Survient une cinquième coalition contre Pitt. Elle n'aboutit pas. Puis une sixième qui présente un caractère particulier; elle est dirigée par une moitié du cabinet contre l'autre. Pitt et Fox sont bien ministres, mais l'un et l'autre veut être premier ministre. Ils s'unissent, sauf à se combattre bientôt. En effet, Fox s'élève, Pitt tombe, et il n'a rien de plus pressé que d'aller fomenter une septième coalition. Enfin, les circonstances aidant (ces circonstances sont la ruine et l'abaissement de l'Angleterre), Pitt arrive au but de ses efforts. Il est premier ministre de fait. Il aura quatre ans devant lui pour s'immortaliser, car John Bull commence à être révolté de toutes ces luttes.

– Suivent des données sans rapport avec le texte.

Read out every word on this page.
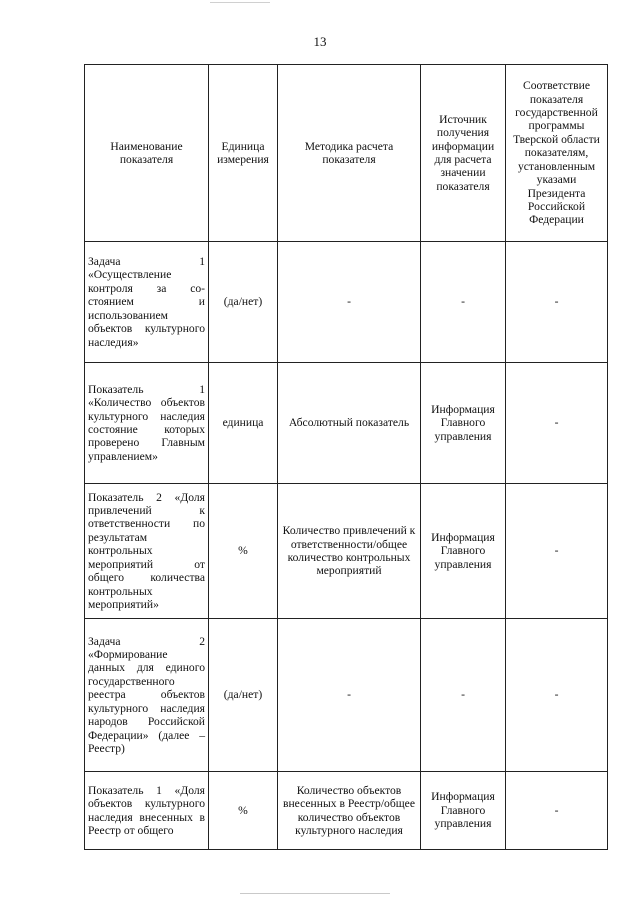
13
Наименование показателя	Единица измерения	Методика расчета показателя	Источник получения информации для расчета значении показателя	Соответствие показателя государственной программы Тверской области показателям, установленным указами Президента Российской Федерации
Задача 1 «Осуществление контроля за со-стоянием и использованием объектов культурного наследия»	(да/нет)	-	-	-
Показатель 1 «Количество объектов культурного наследия состояние которых проверено Главным управлением»	единица	Абсолютный показатель	Информация Главного управления	-
Показатель 2 «Доля привлечений к ответственности по результатам контрольных мероприятий от общего количества контрольных мероприятий»	%	Количество привлечений к ответственности/общее количество контрольных мероприятий	Информация Главного управления	-
Задача 2 «Формирование данных для единого государственного реестра объектов культурного наследия народов Российской Федерации» (далее – Реестр)	(да/нет)	-	-	-
Показатель 1 «Доля объектов культурного наследия внесенных в Реестр от общего	%	Количество объектов внесенных в Реестр/общее количество объектов культурного наследия	Информация Главного управления	-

Au bout de quatre ans, Pitt tombe victime d'intrigues parlementaires. Ses adversaires ont d'autant plus facilement raison de lui, qu'ils lui jettent sans cesse à la face ses anciens discours. Ici commence une interminable série de crises ministérielles. C'est au point que Pitt, ayant ressaisi un moment le pouvoir au milieu de ces péripéties et croyant faire trop d'honneur au grand Frédéric, en lui proposant une alliance, celui-ci lui fit cette réponse accablante: «Il est bien difficile d'entrer dans un concert de quelque portée avec un pays qui, par l'effet de changements continuels d'administration, n'offre aucune garantie de persistance et de stabilité.»
Mais laissons le vieux Chatham user ses derniers jours dans ces tristes combats. Voici une génération nouvelle, d'autres hommes portant les mêmes noms, un autre Pitt, un autre Fox, qui, pour l'éloquence et le génie, ne le cédent en rien à leurs devanciers. Mais la loi est restée la même. Les députés peuvent devenir ministres. Aussi nous allons retrouver les mêmes coalitions, les mêmes désastres, la même immoralité.
Lord North est chef du cabinet. L'opposition présente un faisceau de noms illustres: Burke, Fox, Pitt, Sheridan, Erskine, etc.
Chatham avait rencontré, à son début, un ministère pacifique, et naturellement il demandait la guerre. Le second Pitt entre au parlement pendant la guerre; son rôle est de réclamer la paix.
North résistait au fils, comme Walpole avait résisté au père. L'opposition arriva à la plus extrême violence. Fox alla jusqu'à demander la tête de North.